Signs you are under-feeding begonia 'illumination salmon'

If the symptoms point at watering, light or roots rather than nutrition, the full begonia 'illumination salmon' care brief covers soil, humidity and the common problems for this species.

Flushing and leaching the salts

Container-grown begonia 'illumination salmon' accumulates feed salts fast with frequent feeding — water until it drains each time and flush pots with plain water every few weeks to prevent scorch.

Organic vs synthetic feeds for begonia 'illumination salmon'

Organic options

A liquid comfrey or seaweed feed (naturally potassium-rich) plus compost or well-rotted manure as a mulch. UK: comfrey feed, organic Tomorite, or rose feed; US: Espoma Rose-tone or Neptune's Harvest. Feeds and improves soil.

Synthetic / liquid feeds

A high-potash flowering feed on a regular cadence — UK: Tomorite (Levington), Phostrogen or a specialist rose feed; US: Miracle-Gro Bloom Booster or a rose food. Fast, reliable bloom response.

Brand names are examples, not endorsements, and UK and US ranges differ — check the label’s own NPK and dilution rate, since formulations change.

Fertilising begonia 'illumination salmon' — frequently asked questions

What fertiliser does begonia 'illumination salmon' need?

A high-potassium ("high-potash") flowering feed — tomato-style or a dedicated bloom/rose feed. Potassium powers flowering; a high-nitrogen feed gives you a leafy plant with disappointing bloom. Begonia 'Illumination Salmon' is a heavy-blooming flower with a big appetite — a regular high-potash feed through the season is what drives a long, dense display.

How often should I feed begonia 'illumination salmon'?

Feed every 1-2 weeks from spring through summer with a balanced or high-potash liquid feed, as basket plants exhaust nutrients quickly. Stop feeding from late summer as growth winds down toward dormancy. Feed every 1-2 weeks from spring through summer with a balanced or high-potash liquid feed, as basket plants exhaust nutrients quickly. Stop feeding from late summer as growth winds down toward dormancy. For a hungry bloomer that means feeding regularly — every 1-2 weeks — right through flowering across the main season (spring through early autumn), tapering as blooming ends.

What strength of feed for begonia 'illumination salmon'?

Follow the flowering-feed label rate for begonia 'illumination salmon', or half strength if feeding very frequently.
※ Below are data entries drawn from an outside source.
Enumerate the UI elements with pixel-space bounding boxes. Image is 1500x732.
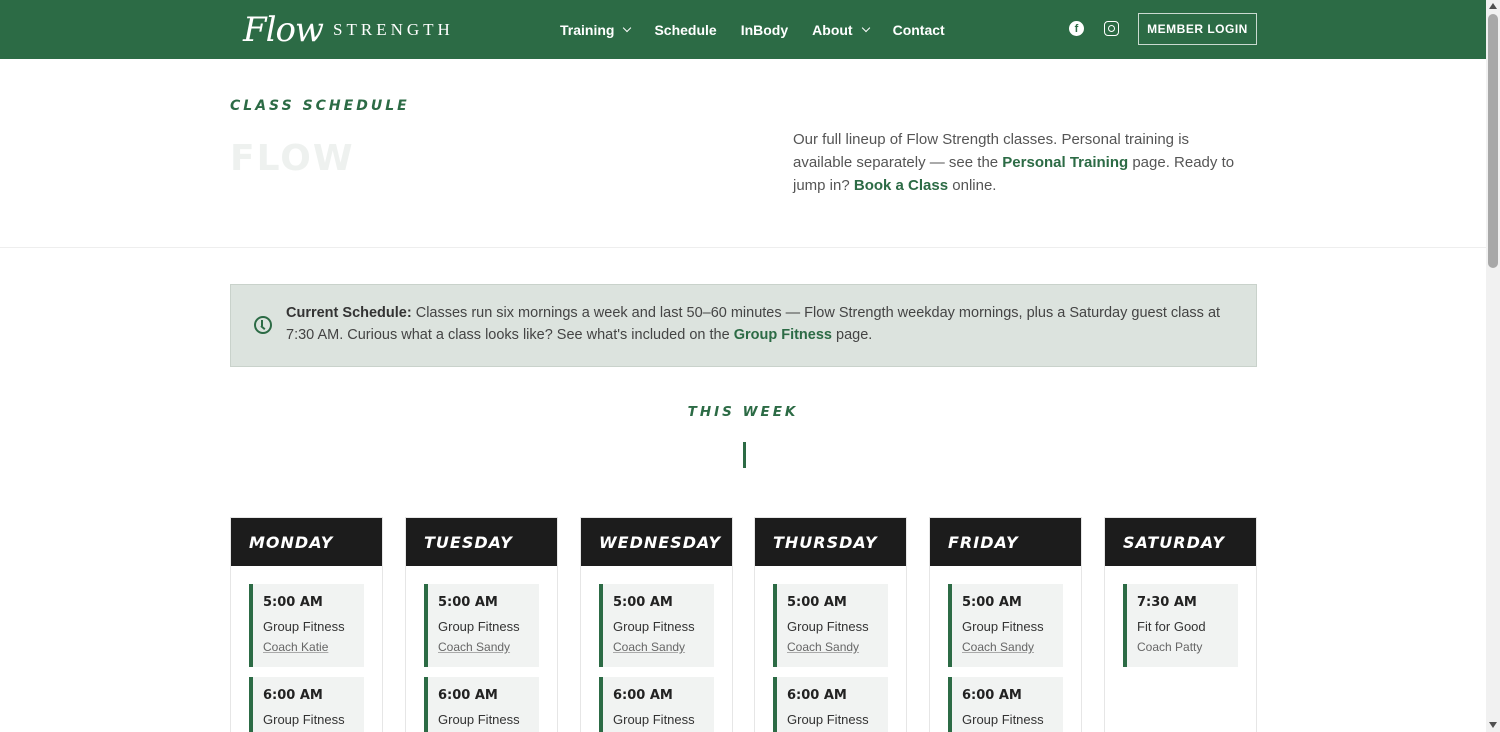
notice-label: Current Schedule: — [286, 305, 412, 321]
slot-coach-link[interactable]: Coach Sandy — [962, 640, 1034, 654]
nav-about-label: About — [812, 21, 853, 38]
day-column-wednesday: WEDNESDAY 5:00 AM Group Fitness Coach Sa… — [580, 517, 733, 732]
slot-time: 6:00 AM — [263, 688, 323, 703]
slot-time: 6:00 AM — [613, 688, 673, 703]
class-slot[interactable]: 6:00 AM Group Fitness — [948, 677, 1063, 732]
class-slot[interactable]: 5:00 AM Group Fitness Coach Sandy — [773, 584, 888, 667]
day-header: SATURDAY — [1105, 518, 1256, 566]
class-slot[interactable]: 6:00 AM Group Fitness — [599, 677, 714, 732]
slot-time: 5:00 AM — [263, 595, 323, 610]
intro-text-3: online. — [948, 177, 997, 194]
facebook-icon[interactable]: f — [1069, 21, 1084, 36]
site-header: Flow STRENGTH Training Schedule InBody A… — [0, 0, 1486, 59]
chevron-down-icon — [861, 23, 870, 32]
day-column-thursday: THURSDAY 5:00 AM Group Fitness Coach San… — [754, 517, 907, 732]
schedule-notice: Current Schedule: Classes run six mornin… — [230, 284, 1257, 367]
nav-schedule[interactable]: Schedule — [654, 22, 716, 38]
personal-training-link[interactable]: Personal Training — [1002, 154, 1128, 171]
slot-coach-link[interactable]: Coach Sandy — [787, 640, 859, 654]
section-divider — [0, 247, 1486, 248]
member-login-button[interactable]: MEMBER LOGIN — [1138, 13, 1257, 45]
page-title: FLOW — [230, 138, 355, 179]
scroll-up-arrow-icon[interactable] — [1489, 3, 1497, 9]
heading-accent-bar — [743, 442, 746, 468]
class-slot[interactable]: 6:00 AM Group Fitness — [424, 677, 539, 732]
slot-class-name: Group Fitness — [613, 712, 695, 727]
slot-time: 5:00 AM — [787, 595, 847, 610]
slot-coach-link[interactable]: Coach Sandy — [438, 640, 510, 654]
site-logo[interactable]: Flow STRENGTH — [243, 10, 454, 50]
day-header: FRIDAY — [930, 518, 1081, 566]
clock-icon — [254, 316, 272, 334]
slot-time: 6:00 AM — [962, 688, 1022, 703]
slot-time: 6:00 AM — [438, 688, 498, 703]
slot-class-name: Group Fitness — [438, 619, 520, 634]
day-column-friday: FRIDAY 5:00 AM Group Fitness Coach Sandy… — [929, 517, 1082, 732]
class-slot[interactable]: 7:30 AM Fit for Good Coach Patty — [1123, 584, 1238, 667]
class-slot[interactable]: 6:00 AM Group Fitness — [773, 677, 888, 732]
scroll-thumb[interactable] — [1488, 14, 1498, 268]
nav-contact-label: Contact — [892, 21, 945, 38]
slot-class-name: Group Fitness — [962, 619, 1044, 634]
class-slot[interactable]: 6:00 AM Group Fitness — [249, 677, 364, 732]
logo-wordmark: STRENGTH — [333, 20, 454, 39]
slot-time: 6:00 AM — [787, 688, 847, 703]
day-column-monday: MONDAY 5:00 AM Group Fitness Coach Katie… — [230, 517, 383, 732]
class-slot[interactable]: 5:00 AM Group Fitness Coach Sandy — [424, 584, 539, 667]
slot-class-name: Group Fitness — [962, 712, 1044, 727]
slot-class-name: Group Fitness — [263, 712, 345, 727]
slot-coach-link[interactable]: Coach Katie — [263, 640, 328, 654]
section-eyebrow: CLASS SCHEDULE — [230, 98, 410, 114]
nav-schedule-label: Schedule — [654, 21, 717, 38]
day-column-saturday: SATURDAY 7:30 AM Fit for Good Coach Patt… — [1104, 517, 1257, 732]
slot-class-name: Group Fitness — [613, 619, 695, 634]
nav-contact[interactable]: Contact — [893, 22, 945, 38]
class-slot[interactable]: 5:00 AM Group Fitness Coach Sandy — [599, 584, 714, 667]
nav-training[interactable]: Training — [560, 21, 632, 38]
scroll-down-arrow-icon[interactable] — [1489, 722, 1497, 728]
day-header: TUESDAY — [406, 518, 557, 566]
day-header: WEDNESDAY — [581, 518, 732, 566]
slot-time: 7:30 AM — [1137, 595, 1197, 610]
day-header: THURSDAY — [755, 518, 906, 566]
nav-training-label: Training — [560, 21, 615, 38]
slot-class-name: Group Fitness — [438, 712, 520, 727]
this-week-heading: THIS WEEK — [687, 404, 799, 420]
nav-inbody-label: InBody — [740, 21, 789, 38]
slot-coach-link[interactable]: Coach Sandy — [613, 640, 685, 654]
slot-class-name: Group Fitness — [263, 619, 345, 634]
chevron-down-icon — [623, 23, 632, 32]
slot-class-name: Fit for Good — [1137, 619, 1206, 634]
nav-about[interactable]: About — [812, 21, 870, 38]
class-slot[interactable]: 5:00 AM Group Fitness Coach Katie — [249, 584, 364, 667]
page-scrollbar[interactable] — [1486, 0, 1500, 732]
nav-inbody[interactable]: InBody — [741, 22, 788, 38]
slot-time: 5:00 AM — [438, 595, 498, 610]
book-class-link[interactable]: Book a Class — [854, 177, 948, 194]
slot-time: 5:00 AM — [962, 595, 1022, 610]
logo-script: Flow — [243, 10, 324, 50]
slot-coach-name: Coach Patty — [1137, 640, 1203, 654]
notice-end: page. — [831, 327, 873, 343]
notice-text: Current Schedule: Classes run six mornin… — [286, 302, 1236, 346]
class-slot[interactable]: 5:00 AM Group Fitness Coach Sandy — [948, 584, 1063, 667]
day-column-tuesday: TUESDAY 5:00 AM Group Fitness Coach Sand… — [405, 517, 558, 732]
group-fitness-link[interactable]: Group Fitness — [734, 327, 832, 343]
instagram-icon[interactable] — [1104, 21, 1119, 36]
intro-text: Our full lineup of Flow Strength classes… — [793, 128, 1243, 197]
slot-class-name: Group Fitness — [787, 619, 869, 634]
day-header: MONDAY — [231, 518, 382, 566]
slot-time: 5:00 AM — [613, 595, 673, 610]
main-nav: Training Schedule InBody About Contact — [560, 0, 969, 59]
slot-class-name: Group Fitness — [787, 712, 869, 727]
These plants genuinely use the nutrients — under-feeding shows up fast as a thin display.

What does over-feeding begonia 'illumination salmon' look like?

Lots of lush leaves but few flowers (too much nitrogen). Scorched leaf edges and salt crust from too-strong or too-frequent feeds. Soft, sappy growth prone to aphids and mildew. Using a high-nitrogen general feed on begonia 'illumination salmon' is the headline mistake — you grow a big leafy plant with few flowers. The second is simply under-feeding a genuinely hungry bloomer and getting a sparse, short display.

Should I flush the soil of begonia 'illumination salmon'?

Container-grown begonia 'illumination salmon' accumulates feed salts fast with frequent feeding — water until it drains each time and flush pots with plain water every few weeks to prevent scorch.